As drug makers work on developing vaccines against the coronavirus, Dr. Anthony Fauci stressed the importance of overcoming public skepticism toward inoculations using a campaign of community engagement and outreach, according to a report.

“If we get a widespread uptake of vaccine, we can put an end to the pandemic and we can create a veil of immunity that would prevent the infection coming back,” the top infectious diseases expert said on CNN on Monday.

“You have to do it by extending yourself to the community, not by a dictum from Washington,” added Fauci, a member of the White House pandemic task force.

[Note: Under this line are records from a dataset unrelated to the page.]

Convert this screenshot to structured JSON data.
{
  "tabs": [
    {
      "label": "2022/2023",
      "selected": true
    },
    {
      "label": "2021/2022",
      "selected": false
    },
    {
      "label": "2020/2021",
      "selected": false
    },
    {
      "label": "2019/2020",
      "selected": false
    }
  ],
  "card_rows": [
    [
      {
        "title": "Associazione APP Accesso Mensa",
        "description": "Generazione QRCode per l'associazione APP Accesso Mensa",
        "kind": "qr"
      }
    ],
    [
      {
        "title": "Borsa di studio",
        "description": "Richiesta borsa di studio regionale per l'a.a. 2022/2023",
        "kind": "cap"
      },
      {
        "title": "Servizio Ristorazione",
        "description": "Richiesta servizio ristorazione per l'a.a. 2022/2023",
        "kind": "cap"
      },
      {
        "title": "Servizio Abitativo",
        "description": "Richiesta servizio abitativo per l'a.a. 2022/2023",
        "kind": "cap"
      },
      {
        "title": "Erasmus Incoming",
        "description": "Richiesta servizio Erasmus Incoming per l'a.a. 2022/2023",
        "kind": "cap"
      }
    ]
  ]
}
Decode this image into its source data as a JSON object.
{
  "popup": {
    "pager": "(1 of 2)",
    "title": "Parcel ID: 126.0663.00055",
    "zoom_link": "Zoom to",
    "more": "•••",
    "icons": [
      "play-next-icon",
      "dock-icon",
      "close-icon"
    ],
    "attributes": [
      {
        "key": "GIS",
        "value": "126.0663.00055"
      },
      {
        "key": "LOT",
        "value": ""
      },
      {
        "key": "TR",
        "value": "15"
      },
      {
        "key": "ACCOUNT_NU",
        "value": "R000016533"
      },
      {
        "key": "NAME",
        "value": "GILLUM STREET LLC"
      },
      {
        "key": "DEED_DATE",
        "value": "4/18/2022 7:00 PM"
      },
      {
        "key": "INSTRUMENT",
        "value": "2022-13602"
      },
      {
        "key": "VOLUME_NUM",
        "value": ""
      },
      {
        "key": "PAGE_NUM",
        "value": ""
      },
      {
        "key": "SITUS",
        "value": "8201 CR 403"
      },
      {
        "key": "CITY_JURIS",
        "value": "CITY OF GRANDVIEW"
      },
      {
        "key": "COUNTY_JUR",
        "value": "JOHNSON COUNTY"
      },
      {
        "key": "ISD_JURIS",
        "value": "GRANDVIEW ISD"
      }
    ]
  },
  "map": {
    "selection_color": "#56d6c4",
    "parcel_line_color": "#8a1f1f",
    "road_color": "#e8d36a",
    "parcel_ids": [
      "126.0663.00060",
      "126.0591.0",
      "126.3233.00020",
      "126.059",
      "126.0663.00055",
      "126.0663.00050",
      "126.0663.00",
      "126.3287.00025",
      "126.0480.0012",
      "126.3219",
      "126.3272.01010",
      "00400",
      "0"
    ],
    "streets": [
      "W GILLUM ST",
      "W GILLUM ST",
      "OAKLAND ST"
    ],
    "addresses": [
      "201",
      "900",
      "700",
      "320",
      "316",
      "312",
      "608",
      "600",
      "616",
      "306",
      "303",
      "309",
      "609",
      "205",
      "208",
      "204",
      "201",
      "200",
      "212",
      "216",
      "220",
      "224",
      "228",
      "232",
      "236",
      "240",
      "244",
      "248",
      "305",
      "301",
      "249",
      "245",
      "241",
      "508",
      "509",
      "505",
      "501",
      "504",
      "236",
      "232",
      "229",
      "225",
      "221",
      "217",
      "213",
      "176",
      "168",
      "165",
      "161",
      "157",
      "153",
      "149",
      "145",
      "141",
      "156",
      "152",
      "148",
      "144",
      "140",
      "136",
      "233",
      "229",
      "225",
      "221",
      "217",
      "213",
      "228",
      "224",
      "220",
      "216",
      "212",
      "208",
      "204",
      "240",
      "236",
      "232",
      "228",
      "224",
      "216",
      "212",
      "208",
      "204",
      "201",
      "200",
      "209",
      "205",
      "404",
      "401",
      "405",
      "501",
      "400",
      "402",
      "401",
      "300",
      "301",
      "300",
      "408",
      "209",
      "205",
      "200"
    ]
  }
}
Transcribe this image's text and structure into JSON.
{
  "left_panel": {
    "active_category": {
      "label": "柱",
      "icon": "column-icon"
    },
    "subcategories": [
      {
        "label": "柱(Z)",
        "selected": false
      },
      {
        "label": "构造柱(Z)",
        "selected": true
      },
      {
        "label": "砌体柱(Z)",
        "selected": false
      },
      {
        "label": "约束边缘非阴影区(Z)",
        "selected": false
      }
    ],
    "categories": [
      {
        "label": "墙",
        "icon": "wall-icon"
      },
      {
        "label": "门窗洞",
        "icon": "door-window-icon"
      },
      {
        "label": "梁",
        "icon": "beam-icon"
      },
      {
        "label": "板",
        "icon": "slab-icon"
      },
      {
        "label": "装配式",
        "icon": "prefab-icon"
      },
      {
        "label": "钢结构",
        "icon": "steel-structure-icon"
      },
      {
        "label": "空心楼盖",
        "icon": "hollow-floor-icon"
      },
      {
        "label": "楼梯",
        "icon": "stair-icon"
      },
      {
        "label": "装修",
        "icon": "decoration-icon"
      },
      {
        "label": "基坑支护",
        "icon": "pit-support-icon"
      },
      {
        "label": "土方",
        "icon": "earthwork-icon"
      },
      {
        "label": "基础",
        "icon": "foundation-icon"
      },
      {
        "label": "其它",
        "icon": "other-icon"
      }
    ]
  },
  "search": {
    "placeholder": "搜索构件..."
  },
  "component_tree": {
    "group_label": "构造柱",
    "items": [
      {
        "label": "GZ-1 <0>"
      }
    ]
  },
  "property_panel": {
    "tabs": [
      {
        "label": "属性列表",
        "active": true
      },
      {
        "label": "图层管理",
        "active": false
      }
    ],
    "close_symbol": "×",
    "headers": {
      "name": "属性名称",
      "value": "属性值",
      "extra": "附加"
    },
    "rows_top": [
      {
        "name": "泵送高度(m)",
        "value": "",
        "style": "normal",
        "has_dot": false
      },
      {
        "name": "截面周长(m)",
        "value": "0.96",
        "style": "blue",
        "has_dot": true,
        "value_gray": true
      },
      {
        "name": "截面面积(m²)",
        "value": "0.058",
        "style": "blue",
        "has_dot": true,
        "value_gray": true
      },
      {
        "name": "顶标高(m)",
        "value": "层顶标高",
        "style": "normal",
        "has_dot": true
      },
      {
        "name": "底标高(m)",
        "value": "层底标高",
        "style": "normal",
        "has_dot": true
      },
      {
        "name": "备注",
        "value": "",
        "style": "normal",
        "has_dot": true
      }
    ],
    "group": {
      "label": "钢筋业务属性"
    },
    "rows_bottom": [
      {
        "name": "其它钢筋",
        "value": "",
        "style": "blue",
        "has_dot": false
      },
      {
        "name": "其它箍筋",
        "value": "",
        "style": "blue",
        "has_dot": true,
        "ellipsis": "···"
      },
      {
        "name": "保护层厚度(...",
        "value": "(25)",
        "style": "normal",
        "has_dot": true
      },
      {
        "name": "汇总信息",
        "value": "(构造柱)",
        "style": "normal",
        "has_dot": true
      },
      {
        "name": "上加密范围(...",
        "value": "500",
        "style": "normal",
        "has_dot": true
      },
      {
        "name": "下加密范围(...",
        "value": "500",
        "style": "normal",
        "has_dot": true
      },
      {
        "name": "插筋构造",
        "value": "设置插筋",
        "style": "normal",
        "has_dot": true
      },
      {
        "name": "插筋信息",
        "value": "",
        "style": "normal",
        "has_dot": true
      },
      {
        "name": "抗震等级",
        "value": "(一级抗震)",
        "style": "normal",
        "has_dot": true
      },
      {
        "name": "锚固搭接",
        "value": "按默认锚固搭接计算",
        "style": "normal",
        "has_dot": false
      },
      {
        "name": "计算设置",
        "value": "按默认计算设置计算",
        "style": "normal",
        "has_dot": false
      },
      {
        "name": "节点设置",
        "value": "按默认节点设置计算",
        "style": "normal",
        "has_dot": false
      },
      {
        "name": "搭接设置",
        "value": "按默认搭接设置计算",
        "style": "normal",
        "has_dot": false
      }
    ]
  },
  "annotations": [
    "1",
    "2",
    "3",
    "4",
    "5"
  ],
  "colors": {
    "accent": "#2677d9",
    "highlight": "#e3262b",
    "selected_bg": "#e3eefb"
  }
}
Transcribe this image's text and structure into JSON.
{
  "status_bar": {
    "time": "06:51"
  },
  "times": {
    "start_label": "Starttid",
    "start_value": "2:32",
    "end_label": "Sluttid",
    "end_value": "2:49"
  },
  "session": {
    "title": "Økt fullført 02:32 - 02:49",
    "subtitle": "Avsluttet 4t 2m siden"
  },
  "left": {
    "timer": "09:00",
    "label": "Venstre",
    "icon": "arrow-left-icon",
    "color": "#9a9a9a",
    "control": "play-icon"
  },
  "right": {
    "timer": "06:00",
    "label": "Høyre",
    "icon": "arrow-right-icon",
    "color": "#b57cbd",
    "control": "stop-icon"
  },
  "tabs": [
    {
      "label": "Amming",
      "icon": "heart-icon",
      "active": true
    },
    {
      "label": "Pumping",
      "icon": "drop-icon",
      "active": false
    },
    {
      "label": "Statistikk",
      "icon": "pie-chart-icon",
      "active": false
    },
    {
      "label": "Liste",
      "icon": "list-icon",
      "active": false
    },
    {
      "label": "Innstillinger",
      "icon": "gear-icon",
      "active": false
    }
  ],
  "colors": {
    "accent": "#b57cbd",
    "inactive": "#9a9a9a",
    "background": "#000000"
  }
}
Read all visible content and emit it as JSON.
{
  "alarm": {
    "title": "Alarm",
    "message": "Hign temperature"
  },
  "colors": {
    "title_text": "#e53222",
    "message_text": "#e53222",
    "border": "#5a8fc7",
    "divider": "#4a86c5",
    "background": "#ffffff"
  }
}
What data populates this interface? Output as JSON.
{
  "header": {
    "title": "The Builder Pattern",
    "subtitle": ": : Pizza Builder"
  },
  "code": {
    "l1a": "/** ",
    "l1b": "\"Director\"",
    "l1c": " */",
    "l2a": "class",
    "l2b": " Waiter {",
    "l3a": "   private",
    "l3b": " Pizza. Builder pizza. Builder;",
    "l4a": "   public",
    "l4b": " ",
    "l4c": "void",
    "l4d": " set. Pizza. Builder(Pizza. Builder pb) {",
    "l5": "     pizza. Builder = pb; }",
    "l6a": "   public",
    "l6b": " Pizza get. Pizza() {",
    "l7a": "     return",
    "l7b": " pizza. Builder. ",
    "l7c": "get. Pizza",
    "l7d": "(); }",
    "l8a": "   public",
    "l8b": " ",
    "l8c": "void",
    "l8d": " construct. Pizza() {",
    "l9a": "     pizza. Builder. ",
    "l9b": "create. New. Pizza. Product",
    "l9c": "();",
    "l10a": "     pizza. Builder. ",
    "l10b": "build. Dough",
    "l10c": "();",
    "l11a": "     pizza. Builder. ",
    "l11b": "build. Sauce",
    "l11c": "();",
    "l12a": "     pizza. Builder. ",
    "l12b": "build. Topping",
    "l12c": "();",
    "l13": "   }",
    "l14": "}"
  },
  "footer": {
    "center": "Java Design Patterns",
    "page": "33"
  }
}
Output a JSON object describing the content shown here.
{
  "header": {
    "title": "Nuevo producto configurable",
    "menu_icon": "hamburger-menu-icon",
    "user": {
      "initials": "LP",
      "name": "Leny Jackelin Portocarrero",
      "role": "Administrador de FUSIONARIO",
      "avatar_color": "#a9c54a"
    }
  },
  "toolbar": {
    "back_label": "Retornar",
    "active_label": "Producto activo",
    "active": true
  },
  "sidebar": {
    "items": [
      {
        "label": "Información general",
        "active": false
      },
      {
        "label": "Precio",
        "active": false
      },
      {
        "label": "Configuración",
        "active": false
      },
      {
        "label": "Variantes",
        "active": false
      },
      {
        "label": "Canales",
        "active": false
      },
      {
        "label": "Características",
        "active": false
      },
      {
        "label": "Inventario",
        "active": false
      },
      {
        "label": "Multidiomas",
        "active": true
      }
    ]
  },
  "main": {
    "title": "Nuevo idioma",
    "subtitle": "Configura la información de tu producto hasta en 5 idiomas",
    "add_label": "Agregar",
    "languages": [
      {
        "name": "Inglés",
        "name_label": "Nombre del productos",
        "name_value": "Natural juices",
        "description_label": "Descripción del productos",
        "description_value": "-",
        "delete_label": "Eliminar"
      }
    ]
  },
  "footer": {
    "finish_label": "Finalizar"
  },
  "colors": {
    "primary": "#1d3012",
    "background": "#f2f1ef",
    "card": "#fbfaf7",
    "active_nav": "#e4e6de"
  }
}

Fauci is the director of National Institute of Allergy and Infectious Diseases, which is working with Moderna on a vaccine.

On Monday, the Cambridge, Mass.-based drug maker began the final round of clinical trials, making it the first candidate to enter a crucial stage of research in the US.

The company’s Phase 3 trial will test its experimental inoculation in about 30,000 people at nearly 100 research sites across the country to evaluate whether it can safely and effectively prevent COVID-19 infections.

Fauci called it “crunch time” for vaccine development, adding that he was “cautiously optimistic” about the progress.

“We’re trying to figure out does it actually work,” he said on CNN.

It will “take several months to determine if in fact (the vaccine) does work,” Fauci added. “To go from not even knowing what the virus was in early January to a Phase 3 trial is really record time.”

Meanwhile, the doctor also told CNN that he may have been exposed to the virus.

He said he was in the same room as national security adviser Robert O’Brien “a week or two ago.”

O’Brien, who has tested positive for the illness, has said he is experiencing “mild symptoms” and is “self-isolating” as he works from home.